BY PRISCILLA JEBARATNAM
Artificial intelligence (AI) is rapidly transforming workplace practices, including how employee performance is assessed. Organizations are increasingly adopting AI-enabled evaluation systems because they promise greater consistency, efficiency, and objectivity. But an important question remains: Do more accurate evaluations automatically lead employees to perceive them as fair?
A recent rapid evidence assessment examining nine empirical studies published between 2019 and 2025 suggests the answer is more complicated than many organizations assume.
Accuracy and Fairness Are Not the Same
Across the studies reviewed, AI-driven performance evaluation systems consistently improved technical aspects of assessment. These systems demonstrated stronger consistency, reliability, and predictive accuracy while reducing some forms of human subjectivity.
However, better technical performance did not automatically translate into greater employee trust or perceptions of fairness.
Employees appeared to evaluate AI systems not only by the outcomes they produced but also by how those outcomes were generated. In other words, fairness depends as much on the process as on the results.
Governance Matters More Than Technology
One of the strongest findings from the review was that employees’ perceptions of fairness were shaped primarily by governance practices rather than by algorithmic performance itself.
Four factors consistently emerged as critical:
- Transparency – Employees want to understand how AI-generated decisions are made.
- Explainability – Workers are more likely to trust systems when they can see and question the reasoning behind evaluations.
- Ethical data governance – Confidence increases when organizations use job-relevant and representative data while minimizing bias.
- Employee involvement – Participation in system design and implementation strengthens trust and acceptance.

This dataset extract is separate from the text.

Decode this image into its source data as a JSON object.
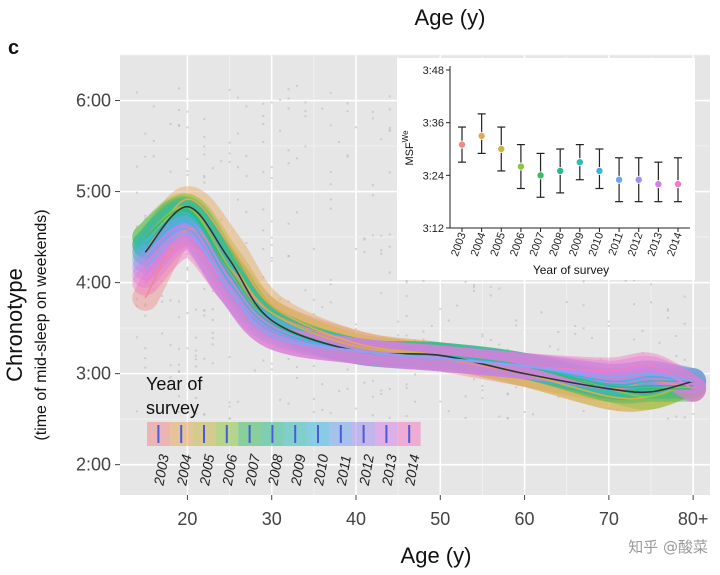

When these elements were present, employees were more likely to view AI evaluations as legitimate and procedurally fair.
The Importance of Explainability
Many AI systems operate as “black boxes,” producing recommendations without clearly showing how conclusions are reached. The review found that such opacity often increases concerns about bias and reduces trust.
Conversely, explainable AI serves as a bridge between technical performance and employee acceptance. Employees do not necessarily need to understand every algorithmic detail, but they want assurance that evaluation processes are understandable, accountable, and open to scrutiny.
This finding may be particularly important in higher education and other knowledge-based environments where autonomy, professional judgment, and shared governance are highly valued.
Data Quality Shapes Legitimacy
Employees also pay attention to the information used to evaluate them.
Systems built on job-related variables and representative datasets were viewed more favorably. In contrast, the inclusion of demographic characteristics or other non-performance-related factors often raised concerns about discrimination, privacy, and fairness.
These findings highlight that trust in AI is influenced not only by outcomes but also by perceptions regarding the appropriateness of the underlying data.
Human Involvement Still Matters
The review further suggests that fully automated performance evaluations may not represent the optimal approach.
Organizations that involved employees in implementation, encouraged feedback, and maintained human oversight reported stronger levels of trust and acceptance. By contrast, highly surveillance-oriented systems often reduced perceptions of autonomy and fairness, even when employees acknowledged the technical capabilities of the technology.
These findings support the value of hybrid human–AI models that combine algorithmic efficiency with managerial judgment and interpersonal communication.
Looking Ahead
As AI continues to reshape performance management, organizations should recognize that technical accuracy alone is insufficient. Effective AI systems must be embedded within transparent, participatory, and ethically governed environments.
Ultimately, successful AI adoption is not simply a technological challenge—it is an organizational and human one. Building trust requires more than sophisticated algorithms. It requires designing systems that employees perceive as fair, understandable, and aligned with the values of the workplace.
When organizations prioritize transparency, explainability, ethical governance, and employee voice, AI has the potential to improve not only evaluation accuracy but also organizational trust and legitimacy.
Priscilla Jebaratnam is a doctor of business administration candidate at the University of Maryland Global Campus with more than twenty years of experience in financial services, higher education, and organizational operations. Her research focuses on the ethical implementation of artificial intelligence in employee performance evaluation, with an emphasis on fairness, transparency, and organizational justice in online higher education. Through her work, she aims to bridge academic research and practical application by providing evidence-based insights that help organizations implement AI responsibly and effectively.